Some studies have shown that the Moderna shot’s protection against mild infection wanes over time, but not yet to the same degree as has been seen with Pfizer’s vaccine. (For both vaccines, protection against severe illness appears to be holding.) And it wasn’t clear from the assessment FDA scientists wrote on the data Moderna submitted whether the agency believes a Moderna booster is needed at this time.


“Some real-world effectiveness studies have suggested declining efficacy of Moderna COVID-19 Vaccine over time against symptomatic infection or against the Delta variant, while others have not,” the FDA scientists said in a briefing document.

It is likely, though, that a Moderna booster will be needed at some point. And it is clear the administration is keen to push through with its boosters-for-all campaign. So turning down Moderna doesn’t seem like the likeliest of outcomes here.

VRBPAC meetings are never dull and today’s — which can be viewed online here starting at 8:30 a.m. ET — is unlikely to be an exception. Updates and analysis will be posted below in reverse chronological order.

— Helen Branswell

Mixing and matching isn’t on today’s agenda

7 a.m.

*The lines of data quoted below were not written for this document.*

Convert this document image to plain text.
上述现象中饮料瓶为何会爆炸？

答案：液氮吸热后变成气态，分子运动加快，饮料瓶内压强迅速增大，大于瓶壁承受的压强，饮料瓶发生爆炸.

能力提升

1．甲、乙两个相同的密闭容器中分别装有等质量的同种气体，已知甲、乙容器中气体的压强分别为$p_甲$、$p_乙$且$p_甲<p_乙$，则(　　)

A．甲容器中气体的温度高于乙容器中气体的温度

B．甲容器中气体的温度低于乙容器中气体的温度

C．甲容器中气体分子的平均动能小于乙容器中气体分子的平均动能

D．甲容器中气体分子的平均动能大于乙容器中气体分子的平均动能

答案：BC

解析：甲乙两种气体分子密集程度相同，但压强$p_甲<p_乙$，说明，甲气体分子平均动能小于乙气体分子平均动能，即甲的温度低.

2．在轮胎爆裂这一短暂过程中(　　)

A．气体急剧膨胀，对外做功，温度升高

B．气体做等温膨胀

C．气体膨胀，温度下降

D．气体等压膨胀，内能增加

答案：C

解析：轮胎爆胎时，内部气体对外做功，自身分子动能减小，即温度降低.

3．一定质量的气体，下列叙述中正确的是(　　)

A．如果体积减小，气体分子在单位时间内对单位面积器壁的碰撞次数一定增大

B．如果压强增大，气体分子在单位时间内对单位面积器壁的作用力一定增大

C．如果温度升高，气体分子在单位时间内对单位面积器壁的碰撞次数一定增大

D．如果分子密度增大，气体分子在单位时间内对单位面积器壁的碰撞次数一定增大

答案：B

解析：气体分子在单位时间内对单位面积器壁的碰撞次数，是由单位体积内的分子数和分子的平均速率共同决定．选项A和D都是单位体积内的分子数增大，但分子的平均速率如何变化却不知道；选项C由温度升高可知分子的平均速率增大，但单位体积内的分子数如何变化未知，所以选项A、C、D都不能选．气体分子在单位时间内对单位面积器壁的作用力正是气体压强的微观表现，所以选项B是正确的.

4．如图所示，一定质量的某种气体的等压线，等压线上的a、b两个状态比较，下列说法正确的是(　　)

Good morning. Grab a coffee or tea — it could be a long day.

A key question about Covid vaccines is whether they could be more effective if used in combination. There’s good reason to believe the vaccines — because they aren’t all made using the same design or platform — won’t all generate the exact same immune response. In theory, giving an mRNA vaccine after one that uses a modified virus to deliver genetic material from the SARS-CoV-2 virus — as the J&J vaccine does — might provide broader protection.

The National Institute of Allergy and Infectious Diseases has been studying this question, and a preprint containing the earliest data from that so-called mix-and-match trial was posted online on Wednesday. The data look good for the Moderna booster; it seems to work well as a booster for itself, for the Pfizer vaccine, and for the J&J shot.

But the dose studied in the mix-and-match trial was not the half dose Moderna is hoping the FDA will authorize — the study used the full, 100-microgram dose.

At any rate, mix-and-match use of the Moderna booster isn’t on the agenda for today. The NIAID data won’t be presented until tomorrow. Today’s vote — the wording of which has not yet been revealed — will be about whether people who received Moderna’s vaccine should get its booster.